The Productive Response to Difficult Clinical Cases
Organic chemistry was the big bear of undergraduate studies. I remember everyone freaking out before the class even started. People had heard from upperclassmen how tough O-Chem was and that many had failed it. I was at a critical point in my education where I could not let the opinions of others dictate my outlook. I had a strategy while enduring this class to make organic my “favorite” course. I figured if I could get excited about the most difficult part of my day, I would experience success.
Fast-forward 10 years.
During PA rotations, I never once scrubbed in for an ACL case. In fact, I had never seen one before. I knew that the PA had the very important role of preparing the graft. This entailed cleaning, whip-stitching, sizing and stretching a piece of tendon from the patient or from a cadaver. As the joke goes, if you drop the graft, hop on the table so they can take your own tendon, and then they will take your job. At least I hope it’s a joke.
I have been through 12 ACL cases thus far and I still get nervous.
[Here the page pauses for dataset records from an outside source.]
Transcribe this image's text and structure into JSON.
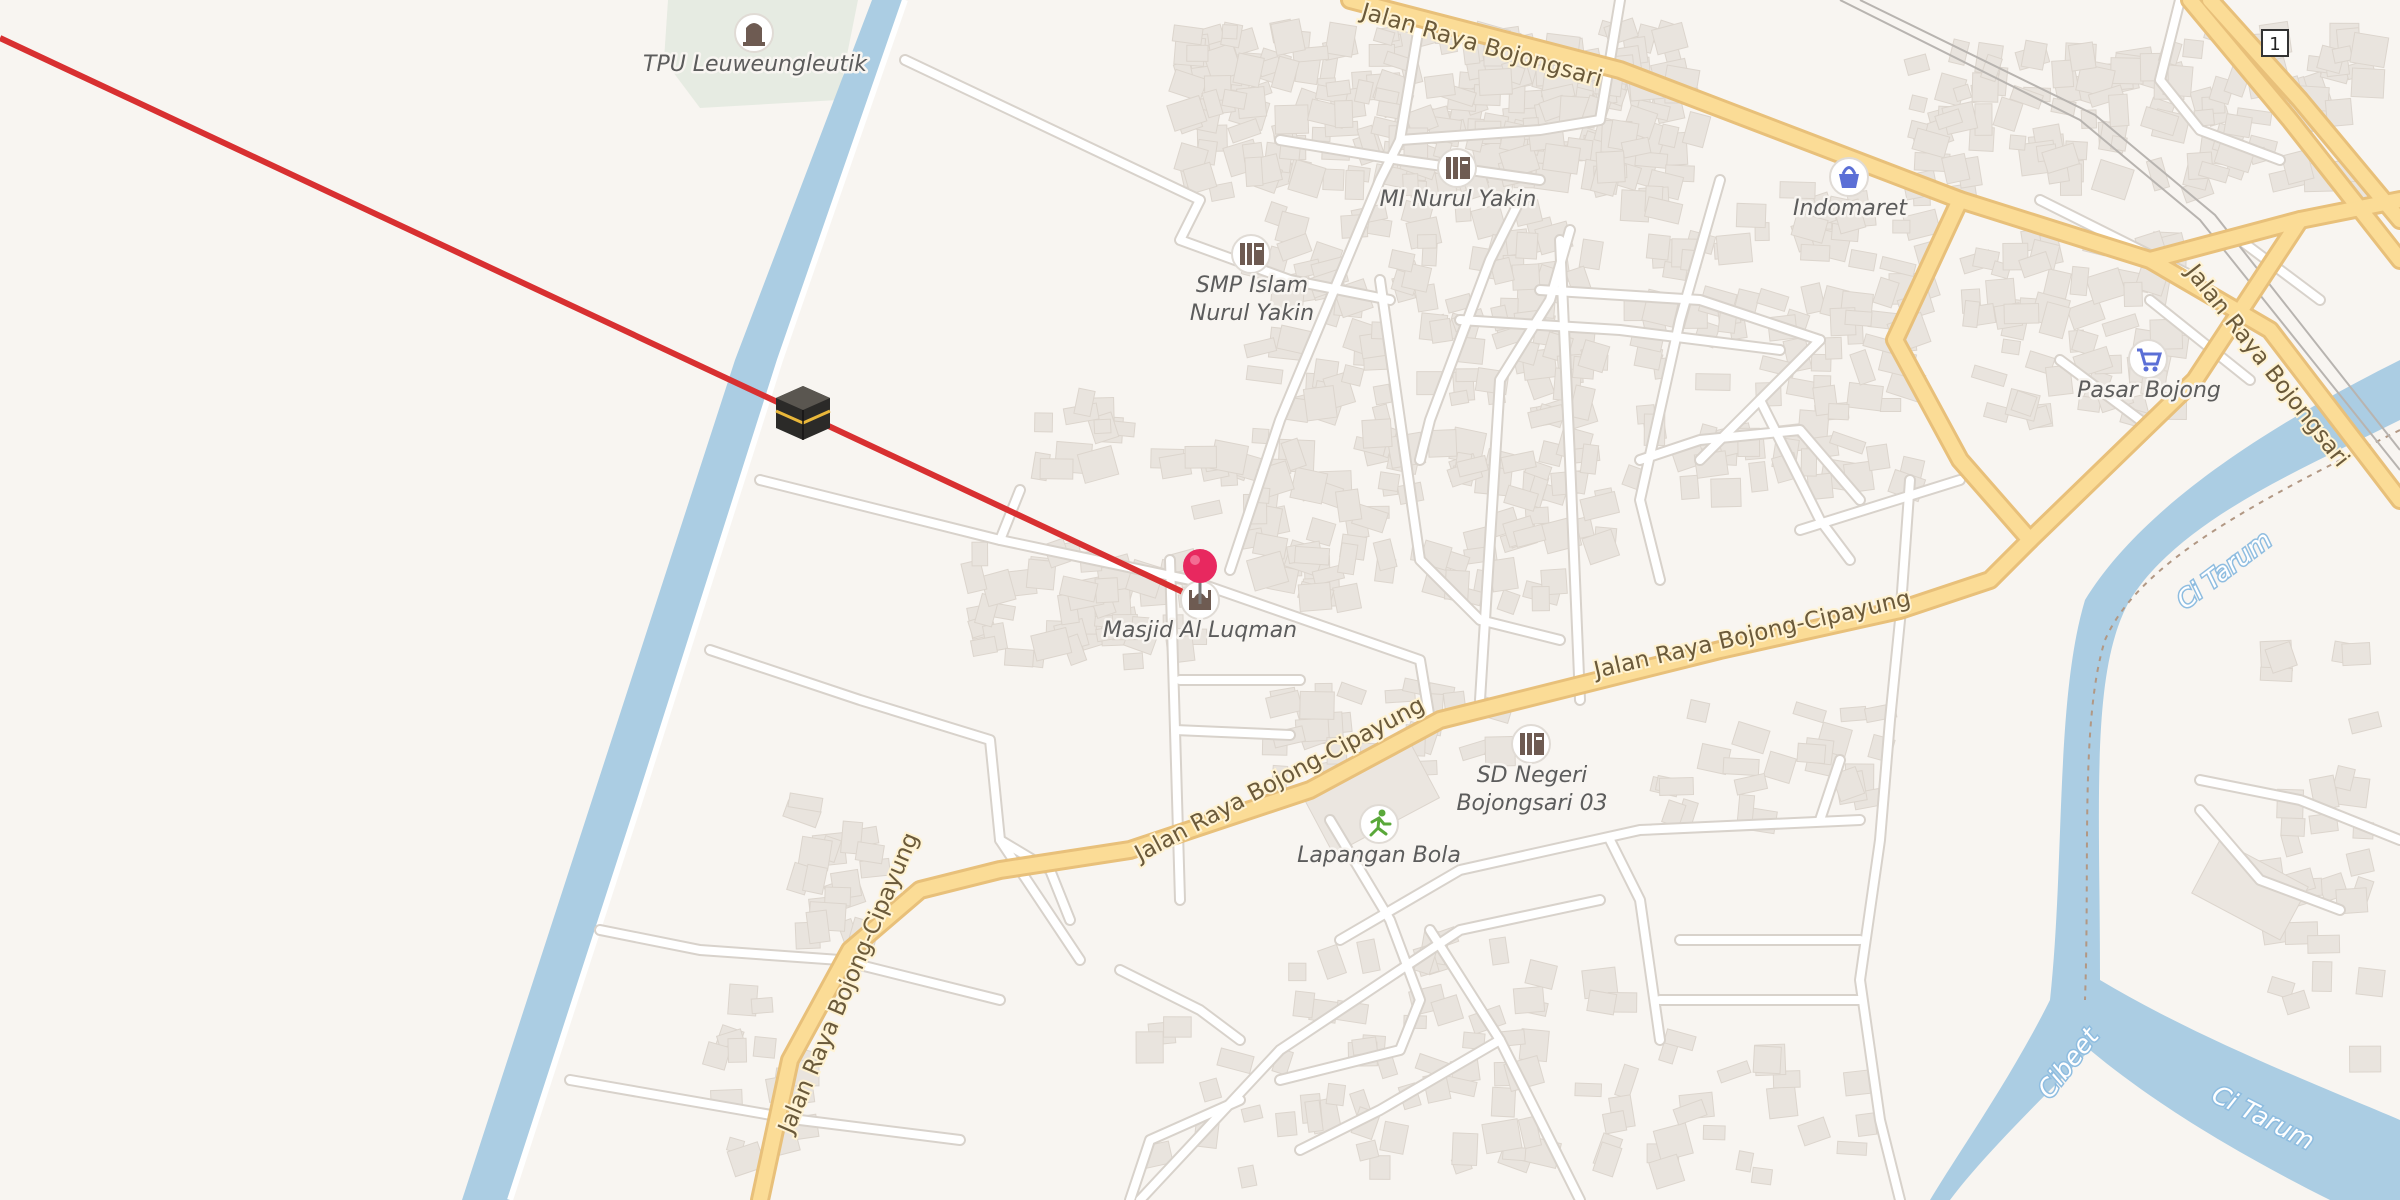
{
  "map": {
    "colors": {
      "land": "#f8f5f1",
      "water": "#abcde3",
      "major_road": "#fbdc96",
      "major_road_casing": "#e8c07a",
      "minor_road": "#ffffff",
      "building": "#e9e4de",
      "cemetery": "#e6ebe2",
      "qibla_line": "#d83031",
      "pin": "#e8285f"
    },
    "pois": {
      "cemetery": {
        "label": "TPU Leuweungleutik",
        "icon": "grave-icon"
      },
      "mi_school": {
        "label": "MI Nurul Yakin",
        "icon": "school-icon"
      },
      "smp_school": {
        "label_line1": "SMP Islam",
        "label_line2": "Nurul Yakin",
        "icon": "school-icon"
      },
      "indomaret": {
        "label": "Indomaret",
        "icon": "shopping-basket-icon"
      },
      "market": {
        "label": "Pasar Bojong",
        "icon": "shopping-cart-icon"
      },
      "mosque": {
        "label": "Masjid Al Luqman",
        "icon": "mosque-icon"
      },
      "sd_school": {
        "label_line1": "SD Negeri",
        "label_line2": "Bojongsari 03",
        "icon": "school-icon"
      },
      "field": {
        "label": "Lapangan Bola",
        "icon": "running-person-icon"
      }
    },
    "roads": {
      "north_road": "Jalan Raya Bojongsari",
      "northeast_road": "Jalan Raya Bojongsari",
      "cipayung_east": "Jalan Raya Bojong-Cipayung",
      "cipayung_mid": "Jalan Raya Bojong-Cipayung",
      "cipayung_west": "Jalan Raya Bojong-Cipayung"
    },
    "water": {
      "river_east": "Ci Tarum",
      "river_south": "Ci Tarum",
      "river_branch": "Cibeet"
    },
    "route_shield": "1",
    "kaaba_icon": "kaaba-icon",
    "pin_icon": "location-pin-icon"
  }
}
Recently, I figured out that the complexity of the case became intimidating to me. In order to combat my “paralysis by analysis” and actual dread, I decided to make ACL cases my most favorite, to actually get excited about them rather than fear them. So far, this approach has paid off significantly.
I know this sounds like a Jedi mind-trick, but it actually works. Being a new PA can be intimidating as it is, but adding on the difficulty of medicine is a heavy burden. It’s perfectly healthy to be a little intimidated, because it fosters an attitude of respect. The challenge is to develop a productive perspective rather than a destructive view. We cannot choose our challenges in medicine, because we inevitably have to deal with them. How we deal with those “big bears” is determined by our response to difficulty.